As políticas linguísticas abordam a relação entre língua e política, o que faz com que conceitos de política e de sociedade sejam relevantes, pois eles sinalizam para o modo como compreendemos a dinâmica sócio-política na sua relação com as práticas de linguagem, as ideologias linguísticas e as ações e intervenções sobre essas práticas e ideologias (KROSKRITY, 2020; SPOLSKY 2012; IRVINE; GAL, 2000). Na contramão de uma visão estrutural e tipológica de língua e sociedade, trata-se de compreender como as ações e discursos, historicamente situados, inscrevem/mobilizam/agenciam práticas linguísticas que são situadas, contextuais e experienciais. Entendemos, portanto, que a política não se restringe à dimensão institucional de políticas públicas regulatórias que visam orientar e prescrever comportamentos através do dispositivo jurídico-político, mas inclui uma relação entre as diferentes intervenções institucionais – através de legislações/regulamentações e políticas públicas – e a dinâmica sócio-política envolvida nos usos e nas ideologias linguísticas. (SEVERO, 2022, p. 25)
O que é política?
Para Hannah Arendt (2007), a política compreende o espaço compartilhado de ação e discurso de sujeitos plurais e singulares, sendo a liberdade condição para o exercício da política. Trata-se, com isso, de reconhecer a importância do espaço comum como lugar de vínculo plural e de manifestação de interesses dos cidadãos e cidadãs. Assim, a construção de laços e a manifestação de interesses implica o uso da linguagem, da voz e dos modos de dizer (e dizer-se) na esfera pública da visibilidade. Dado que a pluralidade é condição para o exercício da política, a contradição, a discordância e o conflito integram o processo discursivo de negociação de sentidos, fazendo avançar o próprio processo político. (SEVERO, 2022, p. 27).
Já Achile Mbembe (2017) reflete sobre o papel da política a partir dos contextos da colonização e dos processos de descolonização dos países africanos; segundo o autor, em diálogo com Franz Fanon e outros intelectuais da revolução africana, o ato de viver, a reciprocidade e o cuidado são elementos constitutivos do político e do mundo comum. Esse comum significa que estar exposto ao Outro – com sua voz, corpo e singularidade – opera como processo de cura da experiência de violência colonial de coisificação e mercantilização das pessoas e da vida. (SEVERO, 2022, p. 27).

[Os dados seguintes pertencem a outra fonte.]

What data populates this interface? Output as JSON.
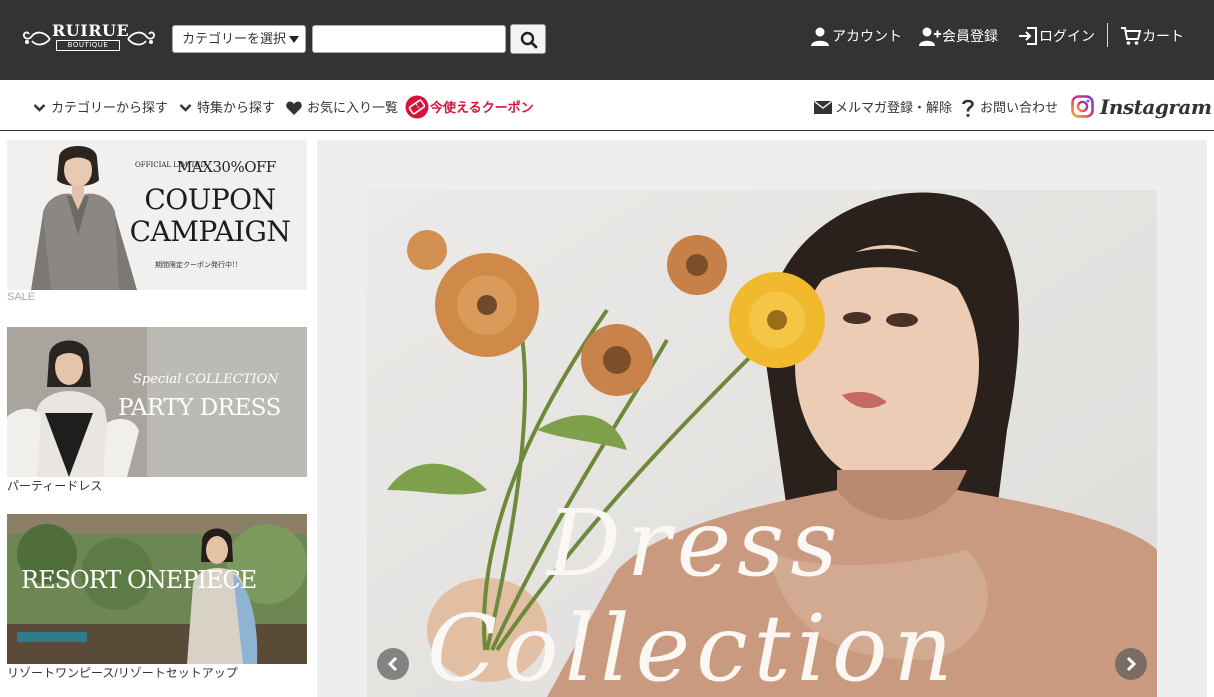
{
  "header": {
    "logo_text": "RUIRUE",
    "logo_sub": "BOUTIQUE",
    "category_select": "カテゴリーを選択",
    "search_placeholder": "",
    "links": {
      "account": "アカウント",
      "register": "会員登録",
      "login": "ログイン",
      "cart": "カート"
    }
  },
  "nav": {
    "category": "カテゴリーから探す",
    "feature": "特集から探す",
    "favorites": "お気に入り一覧",
    "coupon": "今使えるクーポン",
    "newsletter": "メルマガ登録・解除",
    "contact": "お問い合わせ",
    "instagram": "Instagram"
  },
  "sidebar": {
    "banners": [
      {
        "line1": "OFFICIAL LIMITED",
        "line2": "MAX30%OFF",
        "line3": "COUPON CAMPAIGN",
        "line4": "期間限定クーポン発行中!!",
        "caption": "SALE"
      },
      {
        "line1": "Special COLLECTION",
        "line2": "PARTY DRESS",
        "caption": "パーティードレス"
      },
      {
        "line1": "RESORT ONEPIECE",
        "caption": "リゾートワンピース/リゾートセットアップ"
      }
    ]
  },
  "hero": {
    "script_line1": "Dress",
    "script_line2": "Collection"
  },
  "colors": {
    "header_bg": "#333333",
    "coupon_red": "#d6143b"
  }
}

Política vs. planejamento linguístico
No âmbito das políticas linguísticas como campo de conhecimento, o termo política linguística (language policy) foi amplamente cunhado em paralelo com o outro termo, planejamento linguístico (language planning): de forma bastante genérica, o primeiro estaria vinculado ao campo teórico-analítico e/ou dos objetivos, e o segundo, ao campo da ação (FISHMAN, 1974). Sabemos, contudo, que a dicotomia entre teoria e prática á passível de ser problematizada e contestada (FREIRE, 1987), uma vez que a prática sempre carrega alguma teoria subjacente, e a teoria se molda a partir da prática, contribuindo para ampliar, inclusive, a possibilidade de ação. A terminologia usada atualmente no campo das políticas linguísticas também envolve, entre outros, os termos glotopolítica (MARCELLESI; GARDAN, 1974; LAGARES, 2018; BLANCHET, 2020) e gestão linguística (JERNUDD; NEUSTUPNÝ; 1987; SPOLSKY, 2009). O termo glotopolítica (glottopolitique, em francês, e glottopolitics, em inglês) tem sido amplamente usado no contexto de pesquisas hispânicas, designando uma “abordagem política sobre a linguagem” (LAGARES, 2018, p. 37). Esse termo também é veiculado no âmbito da sociolinguística corsa (Corsican sociolinguistics), fortemente influenciada pelos trabalhos de Marcellesi, Thiers, Chiorboli, Comiti, Guespan e Gardan (BLANCHET, 2020). (SEVERO, 2022, p. 28)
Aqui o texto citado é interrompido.